The Commission is invited to:

  • introduce guidelines on franchising contracts, in order to better shape the normative environment of franchising contracts ensuring compliance with labour standards and decent and high-quality service;
  • encourage dialogue between franchisors, franchisees and decision-makers, to facilitate the creation of associations representing franchisees, and to make sure that their voices are heard, whenever policies or legislation are prepared that may affect them;
  • examine the functioning of franchising in the retail sector, including the existence of unfair contract terms or other unfair trading practices;
  • open a public consultation in order to obtain unbiased information as to the real situation in franchising and to draft non-legislative guidelines, reflecting best practices, on the functioning of franchising in the retail sector, in particular in relation to the latest technological and market developments, such as internet sales, and to submit these to Parliament by January 2018 at the latest.

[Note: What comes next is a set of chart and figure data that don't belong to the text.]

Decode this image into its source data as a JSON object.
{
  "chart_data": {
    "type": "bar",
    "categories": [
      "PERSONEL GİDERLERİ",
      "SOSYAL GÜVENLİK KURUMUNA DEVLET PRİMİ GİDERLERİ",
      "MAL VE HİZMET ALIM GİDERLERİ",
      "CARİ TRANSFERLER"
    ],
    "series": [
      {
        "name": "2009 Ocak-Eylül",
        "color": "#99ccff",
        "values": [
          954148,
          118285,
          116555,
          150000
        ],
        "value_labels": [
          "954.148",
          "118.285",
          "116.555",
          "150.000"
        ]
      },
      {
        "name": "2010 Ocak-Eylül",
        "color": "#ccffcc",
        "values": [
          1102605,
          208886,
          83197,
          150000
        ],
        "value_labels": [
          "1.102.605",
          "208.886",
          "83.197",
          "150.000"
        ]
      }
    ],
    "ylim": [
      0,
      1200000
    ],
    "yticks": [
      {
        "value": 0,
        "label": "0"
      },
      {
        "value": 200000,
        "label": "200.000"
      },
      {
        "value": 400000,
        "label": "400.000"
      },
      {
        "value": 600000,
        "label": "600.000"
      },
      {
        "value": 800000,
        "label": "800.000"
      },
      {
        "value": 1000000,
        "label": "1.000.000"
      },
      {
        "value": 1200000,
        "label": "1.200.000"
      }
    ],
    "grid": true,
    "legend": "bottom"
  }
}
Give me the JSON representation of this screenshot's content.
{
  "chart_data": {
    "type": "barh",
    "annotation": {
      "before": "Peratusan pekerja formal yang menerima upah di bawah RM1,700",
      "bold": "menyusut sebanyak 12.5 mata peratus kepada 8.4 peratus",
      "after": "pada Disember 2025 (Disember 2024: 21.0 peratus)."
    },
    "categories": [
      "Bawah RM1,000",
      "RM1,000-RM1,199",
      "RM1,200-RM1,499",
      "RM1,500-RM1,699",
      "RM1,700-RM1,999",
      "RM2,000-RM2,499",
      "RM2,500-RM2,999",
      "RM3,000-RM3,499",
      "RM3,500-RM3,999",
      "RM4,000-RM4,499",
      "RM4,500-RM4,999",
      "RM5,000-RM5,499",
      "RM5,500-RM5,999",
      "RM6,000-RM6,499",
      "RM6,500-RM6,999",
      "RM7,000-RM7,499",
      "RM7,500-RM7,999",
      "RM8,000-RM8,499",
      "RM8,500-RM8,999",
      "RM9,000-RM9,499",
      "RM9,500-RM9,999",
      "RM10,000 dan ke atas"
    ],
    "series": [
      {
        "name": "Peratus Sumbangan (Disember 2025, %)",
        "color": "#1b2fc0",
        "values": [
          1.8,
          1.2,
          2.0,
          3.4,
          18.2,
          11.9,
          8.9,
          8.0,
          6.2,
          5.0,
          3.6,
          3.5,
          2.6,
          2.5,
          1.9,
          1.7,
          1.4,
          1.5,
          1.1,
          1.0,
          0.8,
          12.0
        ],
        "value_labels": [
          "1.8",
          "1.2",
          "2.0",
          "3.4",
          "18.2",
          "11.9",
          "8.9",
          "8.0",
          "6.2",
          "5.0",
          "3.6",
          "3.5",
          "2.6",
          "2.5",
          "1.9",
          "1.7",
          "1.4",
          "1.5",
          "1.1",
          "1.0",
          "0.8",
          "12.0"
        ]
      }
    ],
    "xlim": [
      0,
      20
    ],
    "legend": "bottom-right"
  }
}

Parliament stated that franchise agreements should fully respect the principles of balanced partnership, under which the franchisor and franchisee must be reasonable and fair towards each other and resolve complaints, grievances and disputes through frank, transparent, reasonable and direct communication.

Sometimes franchisors require franchisees to purchase products and services that are not related to the franchise formula. Non-competition clauses should be clearly formulated, reasonable and proportionate.

Competition law: the resolution stressed that Commission Regulation (EU) No 330/2010 on the application of Article 101(3) of the Treaty on the Functioning of the European Union to categories of vertical agreements and concerted practices should be uniformly applied in the Member States. It invited the Commission to check to what extent application of the Regulation could be improved through a mechanism of assessment within the European network of competition authorities.

The Commission is called on to check whether it is necessary to revise the Regulation and to verify and inform Parliament as regards:

  • whether the model of franchising adopted in the Regulation reflects market reality;
  • to what extent the so-called ‘permitted vertical restraints’ are proportionate and have a negative effect on the market and consumers;
  • what new challenges franchisors and franchisees have to face in the context of e-commerce and digitisation.

Parliament should be informed of the results achieved.